Abcès du foie

Par Olivier Rogeaux Médecin, Centre hospitalier de Chambéry, France.

Publié le

Les abcès du foie correspondent à la présence de pus collecté en une ou plusieurs poches à l'intérieur du foie. Ils peuvent être bactériens ou amibiens et sont plus fréquents en pays tropical que dans les pays du Nord. Actuellement leur traitement est médical.

I. Pathogénie

Le foie est un organe particulièrement résistant à l'infection, probablement grâce au système de défense réticulo-endothélial hépatique qui assure la destruction des bactéries arrivant par le système porte.

Un abcès du foie peut avoir plusieurs origines :

  • biliaire : à partir d'une infection des voies biliaires ascendantes (cholangite),
  • portale : à partir d'une thrombophlébite septique ou d'embolie septique compliquant une infection intra-abdominale (appendicite, infection péritonéale, amibiase colique),
  • infection par contiguïté : à partir d'un foyer de voisinage (infection de la vésicule biliaire...),
  • septicémique : à partir d'un foyer infectieux à distance et dissémination hépatique par l'artère hépatique,
  • secondaire à un traumatisme pénétrant du foie (blessure par arme blanche...).

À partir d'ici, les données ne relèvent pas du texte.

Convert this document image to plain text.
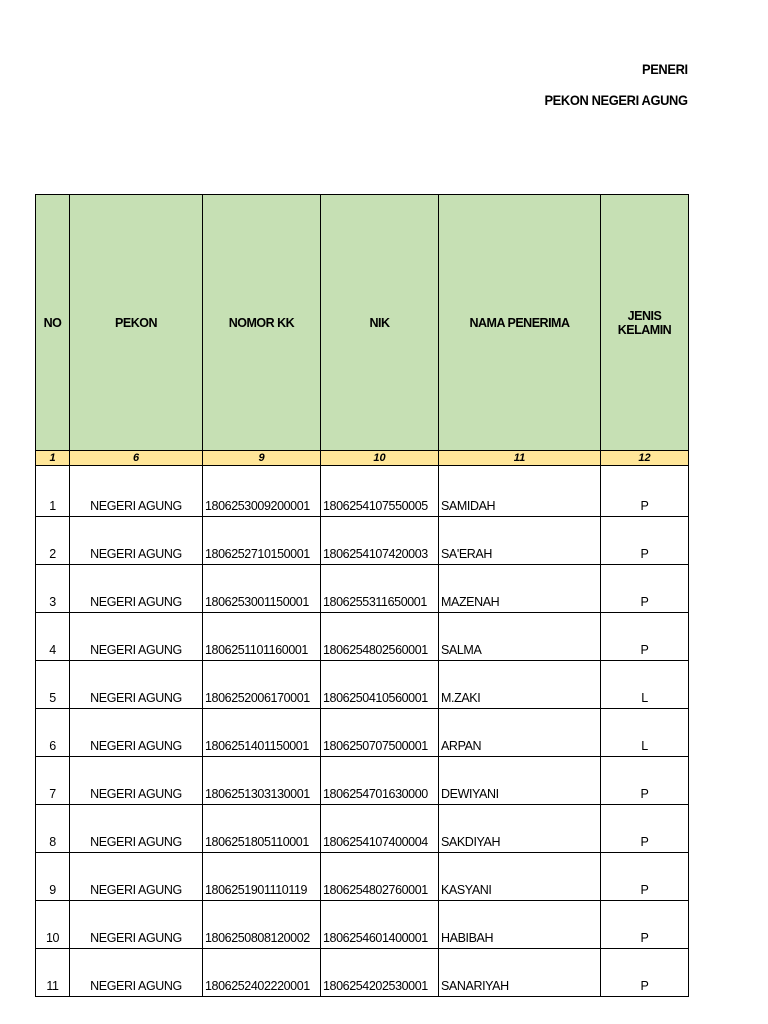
PENERI
PEKON NEGERI AGUNG
NO	PEKON	NOMOR KK	NIK	NAMA PENERIMA	JENIS KELAMIN
1	6	9	10	11	12
1	NEGERI AGUNG	1806253009200001	1806254107550005	SAMIDAH	P
2	NEGERI AGUNG	1806252710150001	1806254107420003	SA'ERAH	P
3	NEGERI AGUNG	1806253001150001	1806255311650001	MAZENAH	P
4	NEGERI AGUNG	1806251101160001	1806254802560001	SALMA	P
5	NEGERI AGUNG	1806252006170001	1806250410560001	M.ZAKI	L
6	NEGERI AGUNG	1806251401150001	1806250707500001	ARPAN	L
7	NEGERI AGUNG	1806251303130001	1806254701630000	DEWIYANI	P
8	NEGERI AGUNG	1806251805110001	1806254107400004	SAKDIYAH	P
9	NEGERI AGUNG	1806251901110119	1806254802760001	KASYANI	P
10	NEGERI AGUNG	1806250808120002	1806254601400001	HABIBAH	P
11	NEGERI AGUNG	1806252402220001	1806254202530001	SANARIYAH	P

Dans 20 à 25 % des cas, aucune source étiologique de l'abcès n'est mise en évidence. Ceci correspond probablement à des foyers infectieux à distance infra cliniques.

II. Principales causes des abcès du foie

1. Bactériennes

Les abcès bactériens sont souvent poly microbiens (55% des cas). Les gènes principalement responsables sont les bacilles Gram négatif (entérobactéries, en particulier E. Coli), les entérocoques et les anaérobies.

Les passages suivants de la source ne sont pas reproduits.